Cocoon (1985)

3 Feb


Smith’s Verdict: ***1/2

Reviewed by Tanner Smith

“Cocoon” is another modern-day science-fiction tale in which advanced aliens from outer space visit Earth with no plans to destroy us, but just to visit us. But these aliens in “Cocoon” are easy to communicate with, simply because they could easily pass off as human. Sure, their true form is pure light, but when they put their latex rubber body suits on, they just seem like rich tourists who have their own business to tend to. They could easily pass as human!

Character actor Brian Dennehy plays Walter, the leader of the group of Antareans, as they’re called, who come to Earth on a mission. He and three of his friends (one of them played by Tahnee Welch, Raquel’s daughter) rent a boat from a young broke skipper named Jack (Steve Guttenberg) to go out into the ocean, dive deep underwater, and retrieve many cocoons of their friends that were left behind on the previous mission decades (maybe even centuries) ago.

You see, it’s said that on their planet, there’s no such thing as sickness or death and so none of the Antareans have experienced the sadness of such. And if the cocoons are taken back to the planet, those inside will be free again. In the meantime, the cocoons that are already found are being kept in the swimming pool near a retirement home, where three senior citizens (Don Ameche, Wilford Brumley, and Hume Cronyn) are tired of their boring lives and take joy in trespassing over at the pool for a little fun. But now, with the strange stones at the bottom of the pool, the pool has become a fountain of youth for them. They feel young again and are suddenly joyful of their lives.

With Walter’s permission, the three men bring their wives (Maureen Stapleton, Jessica Tandy, Gwen Verdon) to the amazing discovery and they all get second chances in being young. They go for nights on the town and even tick off others at the home.

All of this is pure delight. Just about every character is either interesting or enjoyable to watch.

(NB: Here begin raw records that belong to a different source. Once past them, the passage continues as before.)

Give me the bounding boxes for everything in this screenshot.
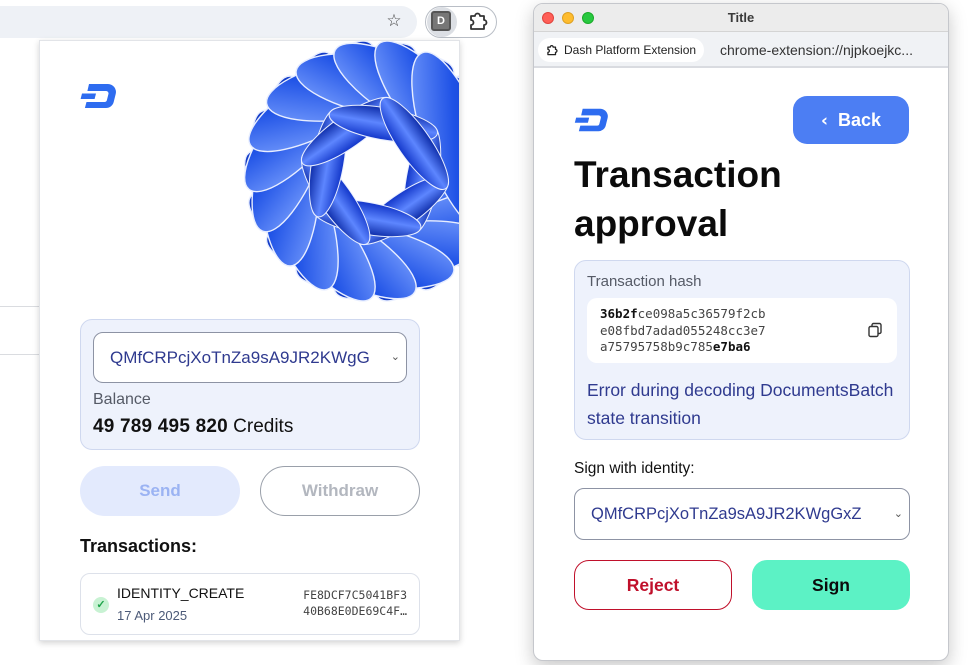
extension-name: Dash Platform Extension xyxy=(564,43,697,57)
extension-chip[interactable]: Dash Platform Extension xyxy=(538,38,705,62)
star-icon[interactable]: ☆ xyxy=(384,11,404,31)
balance-label: Balance xyxy=(93,391,151,408)
divider xyxy=(0,306,40,307)
address-bar[interactable] xyxy=(0,6,417,38)
success-check-icon: ✓ xyxy=(93,597,109,613)
identity-select[interactable]: QMfCRPcjXoTnZa9sA9JR2KWgG ⌄ xyxy=(93,332,407,383)
browser-toolbar: ☆ D xyxy=(0,0,498,40)
identity-select[interactable]: QMfCRPcjXoTnZa9sA9JR2KWgGxZ ⌄ xyxy=(574,488,910,540)
chevron-down-icon: ⌄ xyxy=(390,351,400,363)
popup-url-bar: Dash Platform Extension chrome-extension… xyxy=(534,32,948,68)
window-title: Title xyxy=(727,10,755,25)
maximize-window-button[interactable] xyxy=(582,12,594,24)
hero-illustration xyxy=(243,41,459,302)
transaction-hash-card: Transaction hash 36b2fce098a5c36579f2cb … xyxy=(574,260,910,440)
transaction-type: IDENTITY_CREATE xyxy=(117,585,245,601)
transactions-heading: Transactions: xyxy=(80,536,198,556)
balance-amount: 49 789 495 820 xyxy=(93,416,228,437)
hash-highlight: 36b2f xyxy=(600,306,638,321)
reject-button[interactable]: Reject xyxy=(574,560,732,610)
page-background xyxy=(0,40,40,356)
back-button-label: Back xyxy=(837,110,882,130)
dash-extension-icon[interactable]: D xyxy=(431,11,451,31)
transaction-hash-value[interactable]: 36b2fce098a5c36579f2cb e08fbd7adad055248… xyxy=(600,306,766,356)
balance-unit: Credits xyxy=(233,416,294,437)
close-window-button[interactable] xyxy=(542,12,554,24)
transaction-hash-line: 40B68E0DE69C4F… xyxy=(303,604,407,618)
hash-segment: e08fbd7adad055248cc3e7 xyxy=(600,322,766,338)
puzzle-icon xyxy=(547,45,558,56)
copy-icon[interactable] xyxy=(867,322,883,338)
divider xyxy=(0,354,40,355)
chevron-left-icon: ‹ xyxy=(820,111,828,131)
identity-select-value: QMfCRPcjXoTnZa9sA9JR2KWgG xyxy=(110,348,370,367)
transaction-hash-label: Transaction hash xyxy=(587,273,702,290)
hash-segment: a75795758b9c785 xyxy=(600,339,713,354)
window-titlebar: Title xyxy=(534,4,948,32)
error-message: Error during decoding DocumentsBatch sta… xyxy=(587,380,894,428)
send-button[interactable]: Send xyxy=(80,466,240,516)
transaction-hash-box: 36b2fce098a5c36579f2cb e08fbd7adad055248… xyxy=(587,298,897,363)
sign-button[interactable]: Sign xyxy=(752,560,910,610)
dash-logo-icon xyxy=(80,84,116,109)
transaction-hash: FE8DCF7C5041BF3 40B68E0DE69C4F… xyxy=(277,587,407,619)
minimize-window-button[interactable] xyxy=(562,12,574,24)
puzzle-icon[interactable] xyxy=(466,9,490,33)
transaction-hash-line: FE8DCF7C5041BF3 xyxy=(303,588,407,602)
withdraw-button[interactable]: Withdraw xyxy=(260,466,420,516)
transaction-item[interactable]: ✓ IDENTITY_CREATE 17 Apr 2025 FE8DCF7C50… xyxy=(80,573,420,635)
hash-highlight: e7ba6 xyxy=(712,339,751,354)
balance-value: 49 789 495 820 Credits xyxy=(93,416,293,438)
wallet-card: QMfCRPcjXoTnZa9sA9JR2KWgG ⌄ Balance 49 7… xyxy=(80,319,420,450)
back-button[interactable]: ‹ Back xyxy=(793,96,909,144)
sign-with-label: Sign with identity: xyxy=(574,460,695,477)
wallet-popup: QMfCRPcjXoTnZa9sA9JR2KWgG ⌄ Balance 49 7… xyxy=(39,40,460,641)
identity-select-value: QMfCRPcjXoTnZa9sA9JR2KWgGxZ xyxy=(591,505,862,523)
chevron-down-icon: ⌄ xyxy=(893,508,903,520)
approval-window: Title Dash Platform Extension chrome-ext… xyxy=(533,3,949,661)
dash-logo-icon xyxy=(574,108,608,132)
transaction-date: 17 Apr 2025 xyxy=(117,608,188,623)
page-title: Transaction approval xyxy=(574,154,782,244)
hash-segment: ce098a5c36579f2cb xyxy=(637,306,766,321)
url-text: chrome-extension://njpkoejkc... xyxy=(720,42,913,58)
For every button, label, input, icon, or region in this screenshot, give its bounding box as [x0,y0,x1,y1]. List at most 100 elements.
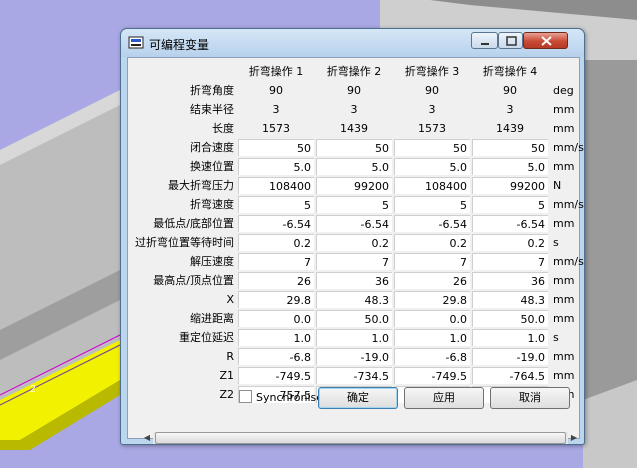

We have the scenes with the three guys, who are all wonderful, especially Wilford Brumley who always has a twinkle in his eye that reminds us of a kind grandfather we either had or wish to have had. (Actually, I didn’t know that he wasn’t even at age 50 when this movie was filmed!) Then, we have the scenes with the aliens who just want their friends back and when things go wrong midway through the film, there’s a shocking look of revelation on Brian Dennehy’s face that brings his character full-circle. There’s also a sweet relationship between Guttenberg and Welch and one bizarre scene in which Welch shows Guttenberg her planet’s way of sharing affection with one another.

What I didn’t like about “Cocoon” was its ending. As everyone is invited to stay with the Antareans on their planet, we get a race, a chase, a child in the mix, confused orderlies and police, and a spaceship—just a typical, average Spielbergian ending that wasn’t like anything we’ve seen up until that point.

But everything else in “Cocoon” is just wonderfully entertaining, with great acting and a real feel of whimsy. It’s just a wonder as to why director Ron Howard wanted to end this wonderful film with a climax?